# coral



## papap (Aug 3, 2008)

Someone gave me a chunk of hard rock coral. It looks something like a brain. LOL Is it ok to put it in my aquarium??? Tried to post picture but I must be doing something wrong. It well not let me put it on here.


----------



## Cody (Dec 22, 2007)

Brain Coral? Lol. resemble this at all?









It should be "safe" to put in the tank, but we need to make sure it will actually thrive. 
What kind of Lighting do you have?
How long has the tank been set-up for, and how big is it?
What other inhabitants do you have in the tank?


----------



## papap (Aug 3, 2008)

It has been dead for years. It is as hard as stone and is solid white. I was just wondering if I could use it as rock? It is the size of a small basketball. The guy at the pet shop said it would be ok but to bleach it for 2 days, chaning the water each day.
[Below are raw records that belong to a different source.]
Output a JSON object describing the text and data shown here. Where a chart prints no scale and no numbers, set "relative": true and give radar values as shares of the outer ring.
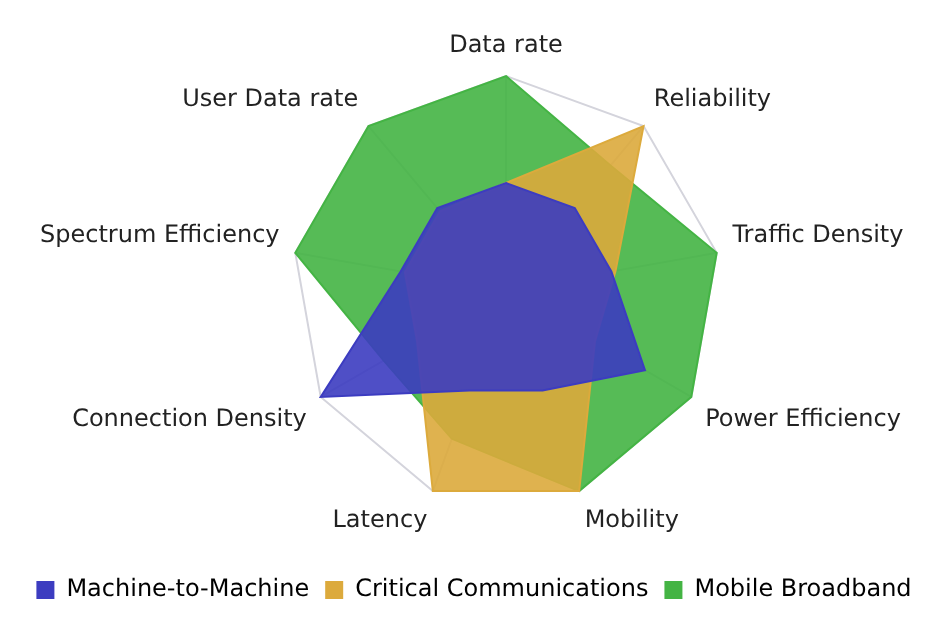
{
  "chart_data": {
    "type": "radar",
    "relative": true,
    "categories": [
      "Data rate",
      "Reliability",
      "Traffic Density",
      "Power Efficiency",
      "Mobility",
      "Latency",
      "Connection Density",
      "Spectrum Efficiency",
      "User Data rate"
    ],
    "series": [
      {
        "name": "Machine-to-Machine",
        "color": "#3c3cc0",
        "values": [
          0.5,
          0.5,
          0.5,
          0.75,
          0.5,
          0.5,
          1,
          0.5,
          0.5
        ]
      },
      {
        "name": "Critical Communications",
        "color": "#dcaa3c",
        "values": [
          0.5,
          1,
          0.52,
          0.48,
          1,
          1,
          0.48,
          0.48,
          0.48
        ]
      },
      {
        "name": "Mobile Broadband",
        "color": "#44b444",
        "values": [
          1,
          0.76,
          1,
          1,
          1,
          0.74,
          0.66,
          1,
          1
        ]
      }
    ],
    "legend": "bottom",
    "grid": true
  }
}
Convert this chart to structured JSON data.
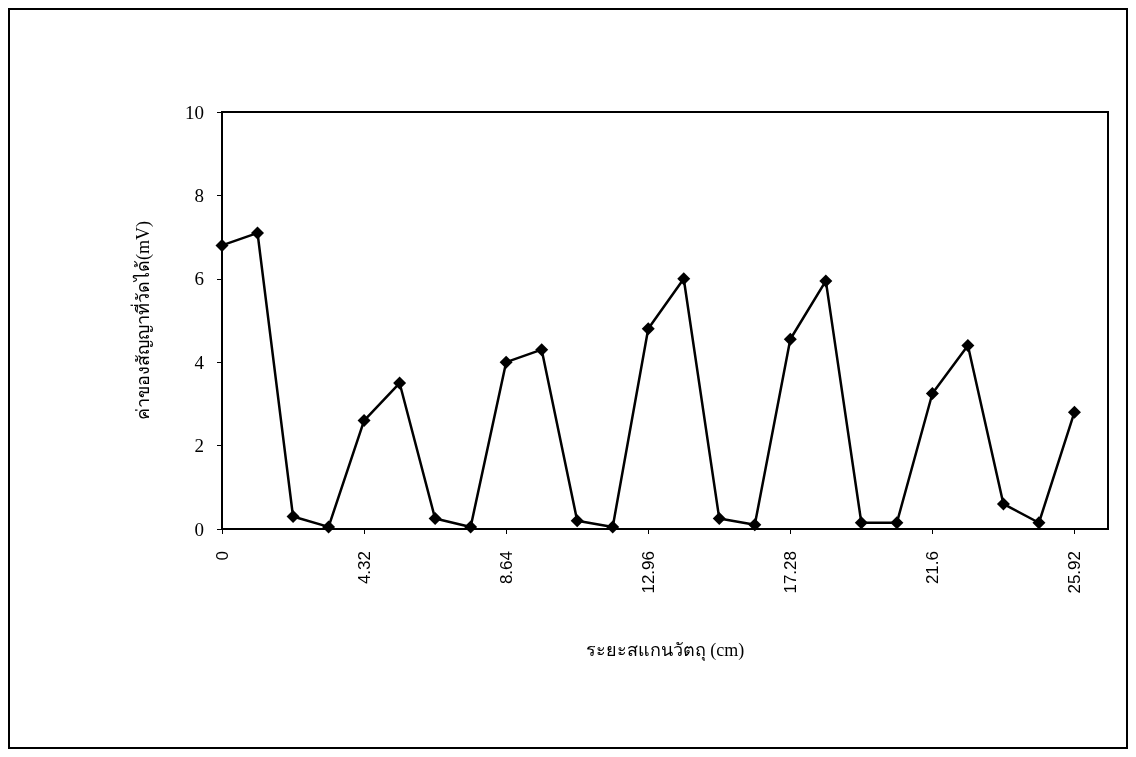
{
  "chart_data": {
    "type": "line",
    "xlabel": "ระยะสแกนวัตถุ (cm)",
    "ylabel": "ค่าของสัญญาที่วัดได้(mV)",
    "x": [
      0,
      1.08,
      2.16,
      3.24,
      4.32,
      5.4,
      6.48,
      7.56,
      8.64,
      9.72,
      10.8,
      11.88,
      12.96,
      14.04,
      15.12,
      16.2,
      17.28,
      18.36,
      19.44,
      20.52,
      21.6,
      22.68,
      23.76,
      24.84,
      25.92
    ],
    "series": [
      {
        "color": "#000000",
        "values": [
          6.8,
          7.1,
          0.3,
          0.05,
          2.6,
          3.5,
          0.25,
          0.05,
          4.0,
          4.3,
          0.2,
          0.05,
          4.8,
          6.0,
          0.25,
          0.1,
          4.55,
          5.95,
          0.15,
          0.15,
          3.25,
          4.4,
          0.6,
          0.15,
          2.8
        ]
      }
    ],
    "xlim": [
      0,
      26.94
    ],
    "xticks": [
      0,
      4.32,
      8.64,
      12.96,
      17.28,
      21.6,
      25.92
    ],
    "ylim": [
      0,
      10
    ],
    "yticks": [
      0,
      2,
      4,
      6,
      8,
      10
    ],
    "grid": false,
    "marker": "diamond",
    "line_style": "solid"
  }
}
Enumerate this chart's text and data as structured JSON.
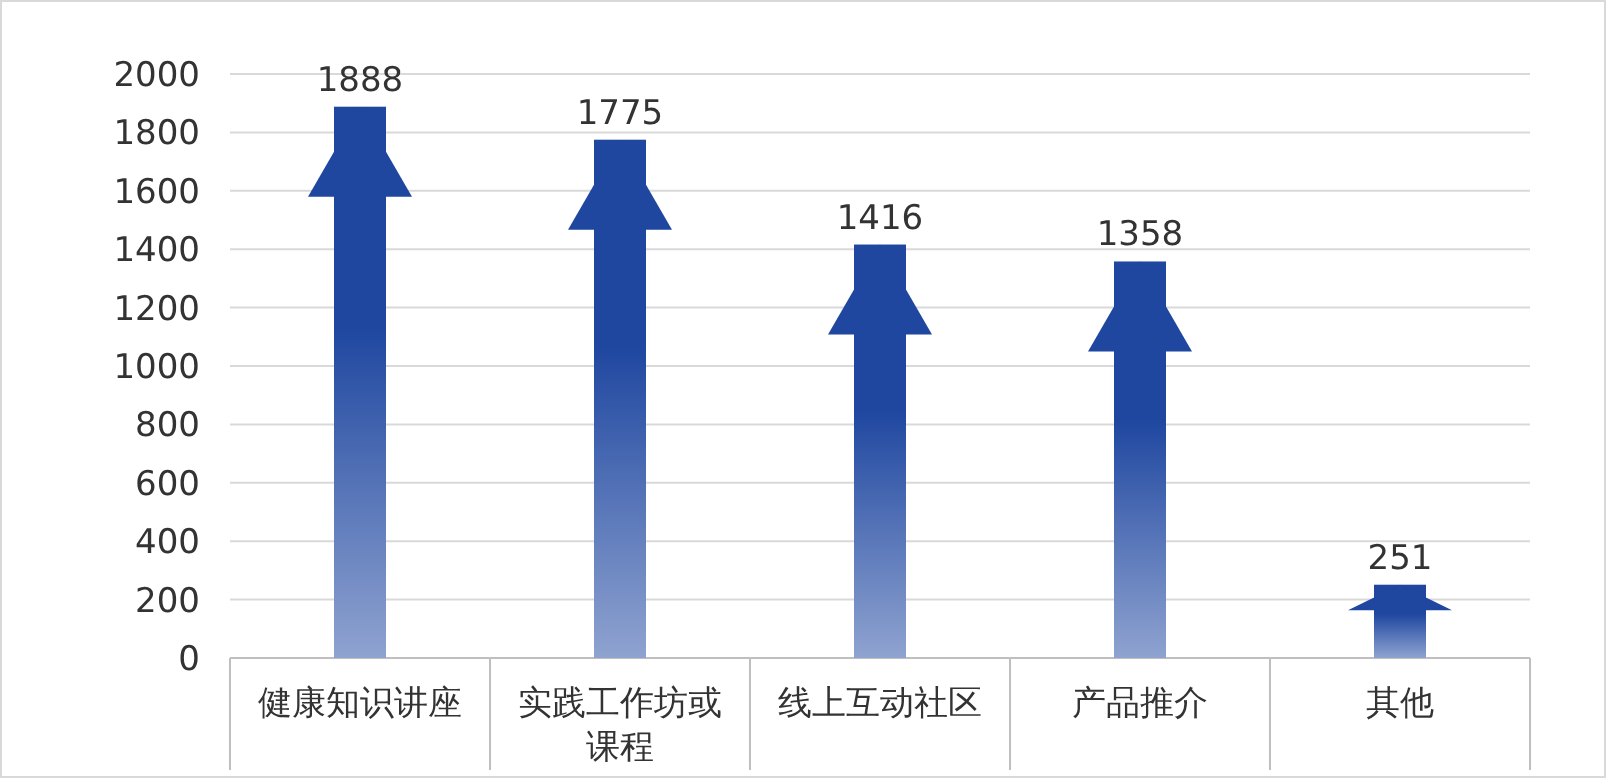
{
  "chart_data": {
    "type": "bar",
    "categories": [
      "健康知识讲座",
      "实践工作坊或课程",
      "线上互动社区",
      "产品推介",
      "其他"
    ],
    "values": [
      1888,
      1775,
      1416,
      1358,
      251
    ],
    "color": "#1f47a0",
    "ylim": [
      0,
      2000
    ],
    "yticks": [
      0,
      200,
      400,
      600,
      800,
      1000,
      1200,
      1400,
      1600,
      1800,
      2000
    ],
    "grid": "y",
    "data_labels": true
  }
}
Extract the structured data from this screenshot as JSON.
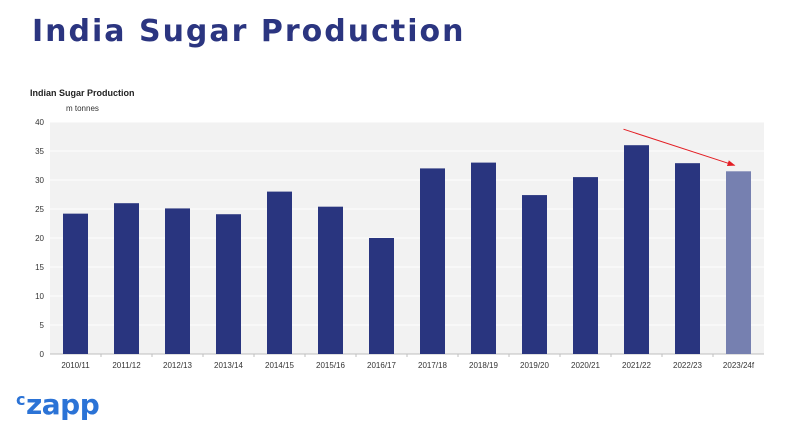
{
  "header": {
    "title": "India Sugar Production"
  },
  "logo": {
    "prefix": "c",
    "text": "zapp"
  },
  "chart_data": {
    "type": "bar",
    "title": "Indian Sugar Production",
    "ylabel": "m tonnes",
    "xlabel": "",
    "ylim": [
      0,
      40
    ],
    "yticks": [
      0,
      5,
      10,
      15,
      20,
      25,
      30,
      35,
      40
    ],
    "categories": [
      "2010/11",
      "2011/12",
      "2012/13",
      "2013/14",
      "2014/15",
      "2015/16",
      "2016/17",
      "2017/18",
      "2018/19",
      "2019/20",
      "2020/21",
      "2021/22",
      "2022/23",
      "2023/24f"
    ],
    "values": [
      24.2,
      26.0,
      25.1,
      24.1,
      28.0,
      25.4,
      20.0,
      32.0,
      33.0,
      27.4,
      30.5,
      36.0,
      32.9,
      31.5
    ],
    "forecast_index": 13,
    "bar_color": "#29357f",
    "forecast_color": "#7680b0",
    "trend_arrow": {
      "from_category": "2021/22",
      "to_category": "2023/24f",
      "color": "#e31e24"
    },
    "grid": true,
    "legend": "none",
    "background_color": "#f2f2f2"
  }
}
Does this sound right?


----------



## Cody (Dec 22, 2007)

Oh, thats fine for a tank then.

Not sure about the bleaching part, though. I would just put it in the tank (if it came from a safe source). The bleach may be bad, though.


----------



## SKAustin (Aug 1, 2006)

50/50 bleach and water is ok, but you must let it dry completely afterwards, before it goes into the tank. all of the bleach must evaporate or it could have dire consequences


----------